I vaguely remember hearing about a project where someone broadcasts friendly messages into outer space, hoping to come into contact with another sentient race out there. Don't you agree that blogging is often the same? Or like putting a message into a bottle and sending out into the virtual ocean. Hmm, I don't know. And I've got no time to think about this now because I gotta go get groceries before it starts raining.


Saturday, October 06, 2007

Yeah, so once again I shot my mouth off without thinking, and someone got upset. And apparently not everyone's like me, not everyone will be ok after one night's rest. So I really should find a chance to say sorry, even though I'm thinking: it's just an idle comment about something of no importance at all, get over it already.

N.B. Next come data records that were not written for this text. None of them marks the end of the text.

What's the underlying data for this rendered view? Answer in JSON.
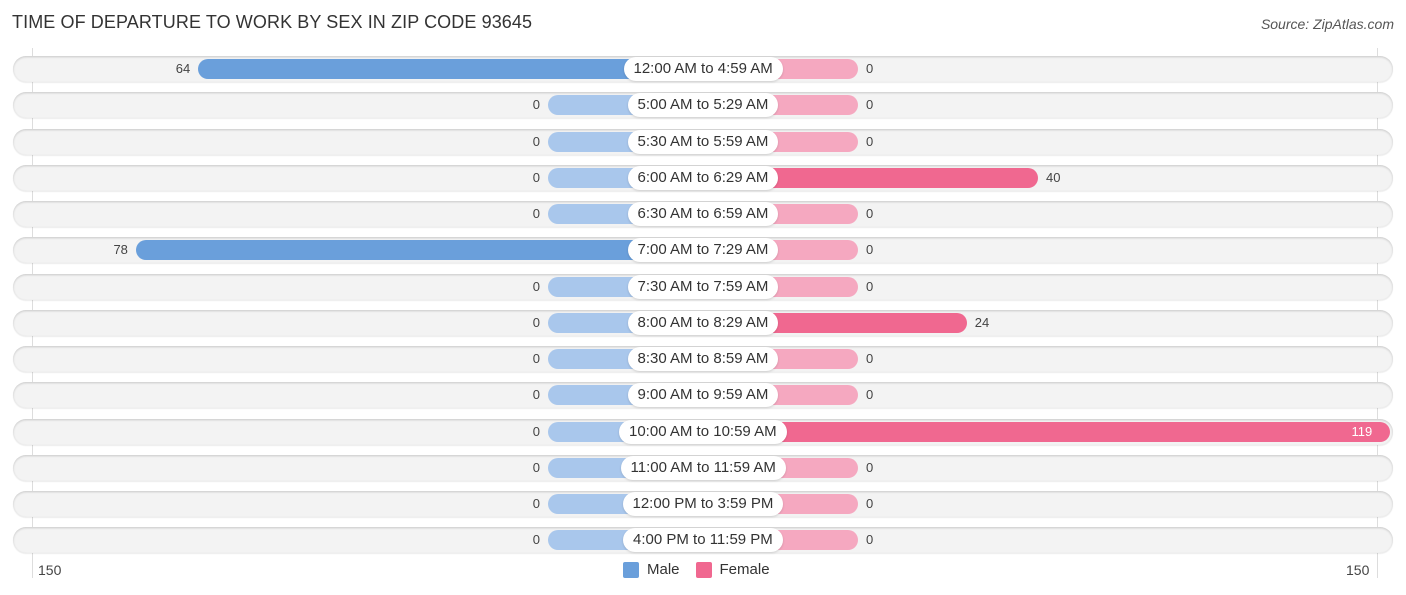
{
  "chart_data": {
    "type": "bar",
    "orientation": "horizontal-diverging",
    "title": "TIME OF DEPARTURE TO WORK BY SEX IN ZIP CODE 93645",
    "source": "Source: ZipAtlas.com",
    "categories": [
      "12:00 AM to 4:59 AM",
      "5:00 AM to 5:29 AM",
      "5:30 AM to 5:59 AM",
      "6:00 AM to 6:29 AM",
      "6:30 AM to 6:59 AM",
      "7:00 AM to 7:29 AM",
      "7:30 AM to 7:59 AM",
      "8:00 AM to 8:29 AM",
      "8:30 AM to 8:59 AM",
      "9:00 AM to 9:59 AM",
      "10:00 AM to 10:59 AM",
      "11:00 AM to 11:59 AM",
      "12:00 PM to 3:59 PM",
      "4:00 PM to 11:59 PM"
    ],
    "series": [
      {
        "name": "Male",
        "color": "#6a9fdb",
        "light_color": "#a9c7ec",
        "values": [
          64,
          0,
          0,
          0,
          0,
          78,
          0,
          0,
          0,
          0,
          0,
          0,
          0,
          0
        ]
      },
      {
        "name": "Female",
        "color": "#f06890",
        "light_color": "#f5a8c0",
        "values": [
          0,
          0,
          0,
          40,
          0,
          0,
          0,
          24,
          0,
          0,
          119,
          0,
          0,
          0
        ]
      }
    ],
    "axis": {
      "left_label": "150",
      "right_label": "150",
      "range": [
        -150,
        150
      ]
    },
    "legend": [
      "Male",
      "Female"
    ],
    "legend_position": "bottom-center"
  }
}
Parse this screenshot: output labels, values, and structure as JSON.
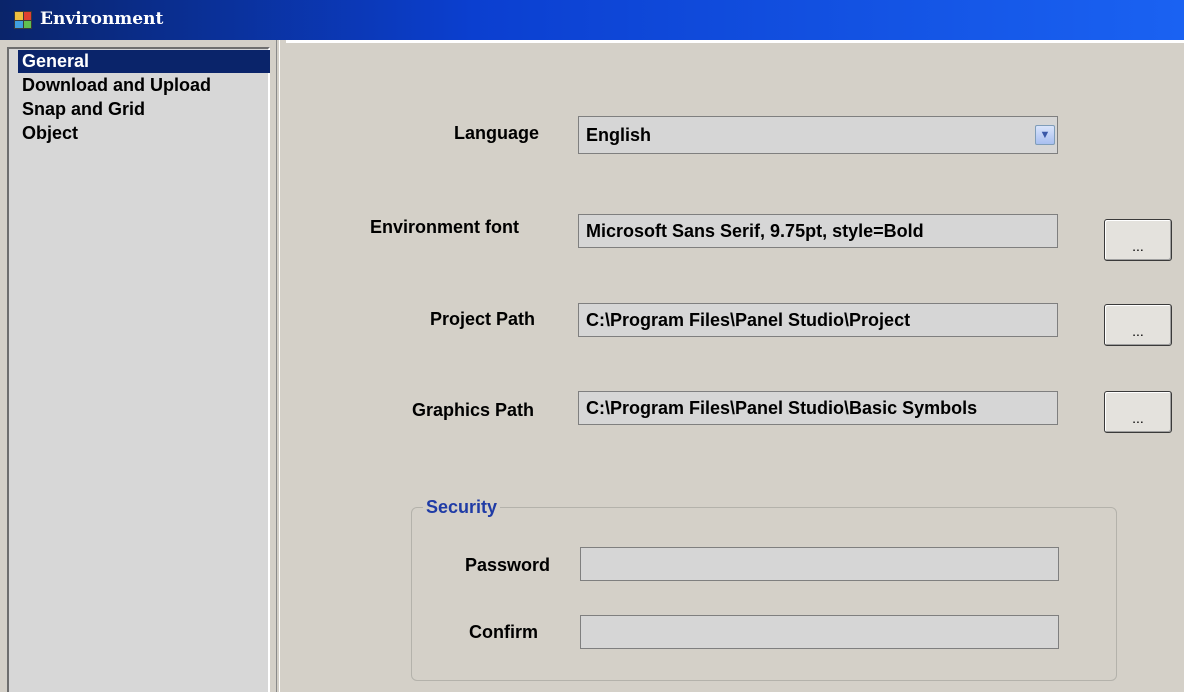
{
  "window": {
    "title": "Environment"
  },
  "sidebar": {
    "items": [
      {
        "label": "General",
        "selected": true
      },
      {
        "label": "Download and Upload"
      },
      {
        "label": "Snap and Grid"
      },
      {
        "label": "Object"
      }
    ]
  },
  "general": {
    "language": {
      "label": "Language",
      "value": "English"
    },
    "environment_font": {
      "label": "Environment font",
      "value": "Microsoft Sans Serif, 9.75pt, style=Bold",
      "button": "..."
    },
    "project_path": {
      "label": "Project Path",
      "value": "C:\\Program Files\\Panel Studio\\Project",
      "button": "..."
    },
    "graphics_path": {
      "label": "Graphics Path",
      "value": "C:\\Program Files\\Panel Studio\\Basic Symbols",
      "button": "..."
    },
    "security": {
      "title": "Security",
      "password_label": "Password",
      "password_value": "",
      "confirm_label": "Confirm",
      "confirm_value": ""
    }
  },
  "colors": {
    "titlebar": "#0b3fd0",
    "selection": "#0a246a",
    "group_title": "#1f3ba6",
    "background": "#d4d0c8"
  }
}
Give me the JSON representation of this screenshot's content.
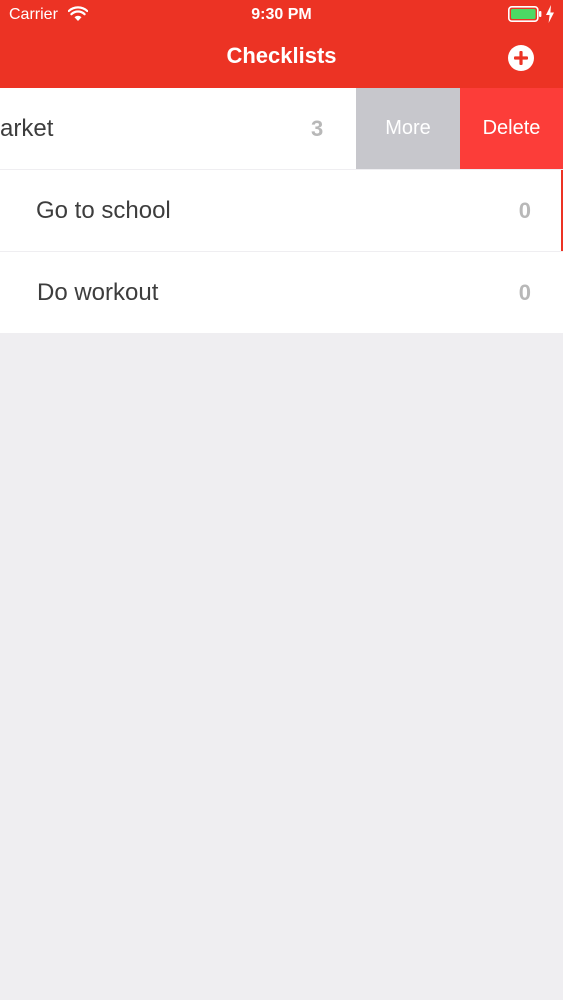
{
  "status_bar": {
    "carrier": "Carrier",
    "time": "9:30 PM",
    "battery_color": "#4cd964"
  },
  "nav": {
    "title": "Checklists",
    "add_icon": "plus-circle-icon",
    "background_color": "#ec3324"
  },
  "checklists": [
    {
      "label": "arket",
      "count": "3"
    },
    {
      "label": "Go to school",
      "count": "0"
    },
    {
      "label": "Do workout",
      "count": "0"
    }
  ],
  "swipe_actions": {
    "more_label": "More",
    "delete_label": "Delete",
    "more_color": "#c7c7cc",
    "delete_color": "#fc3d39"
  }
}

Then again some people have their red, "Do Not Touch" buttons in weird places, so, who knows, maybe I stepped on one by mistake. Aargh, people are so troublesome sometimes.


Thursday, October 04, 2007

This song just popped up in my head all of a sudden, and wouldn't go away.

城里的月光 - 许美静
每颗心上某一个地方
总有个记忆挥不散
每个深夜某一个地方
总有着最深的思量
世间万千的变幻
爱把有情的人分两端
心若知道灵犀的方向
那怕不能够朝夕相伴
城里的月光把梦照亮
请温暖他心房
看透了人间聚散
能不能多点快乐片段
城里的月光把梦照亮
请守护它身旁
若有一天能重逢
让幸福撒满整个夜晚

I've got so much to say and I don't know where to start. And this ain't the place to say things like that, anyway. It would be nice to get things off my chest, but I suppose I'll just have to keep it in for a little while longer.

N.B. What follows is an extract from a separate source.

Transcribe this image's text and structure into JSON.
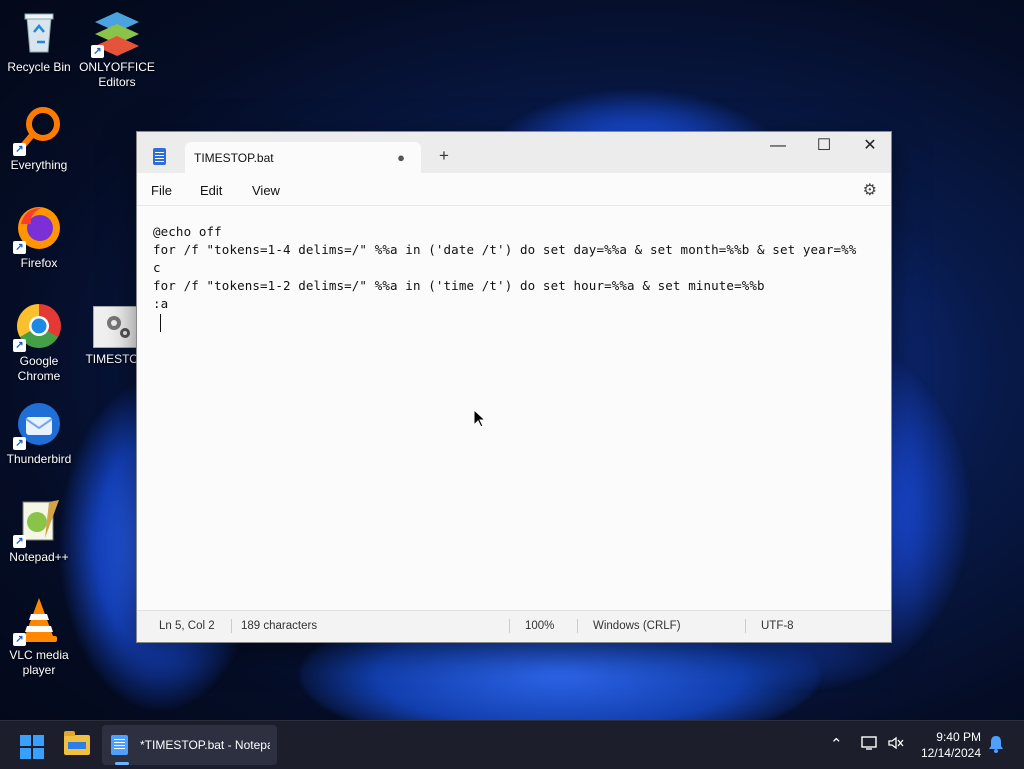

Finally managed to get back from Estonia yesterday morning, one day later than expected. It's been a trip where literally everything that could go wrong went wrong, but we still managed to have fun.

However this trip blew my travelling budget way out of the water, so I'm forced to go on a diet in a bid to scrounge up a bit more money for further travels. A diet is good, anyway, because I think I'm getting chubby.

Temperatures here are steadily sneaking their way down the scale, and we're getting 4-6 minutes less of sunlight everyday. When I first got here it was still bright as day at 9pm, now it's already dark before 7pm. Some trees have caught on and are shedding their leaves, while others are still a brilliant green. The contrast is beautiful, and sadly pictures do not do them justice.

Already it has been more than a month since I got here, and I only have 3 and a half months more to go. Hope everyone's doing ok.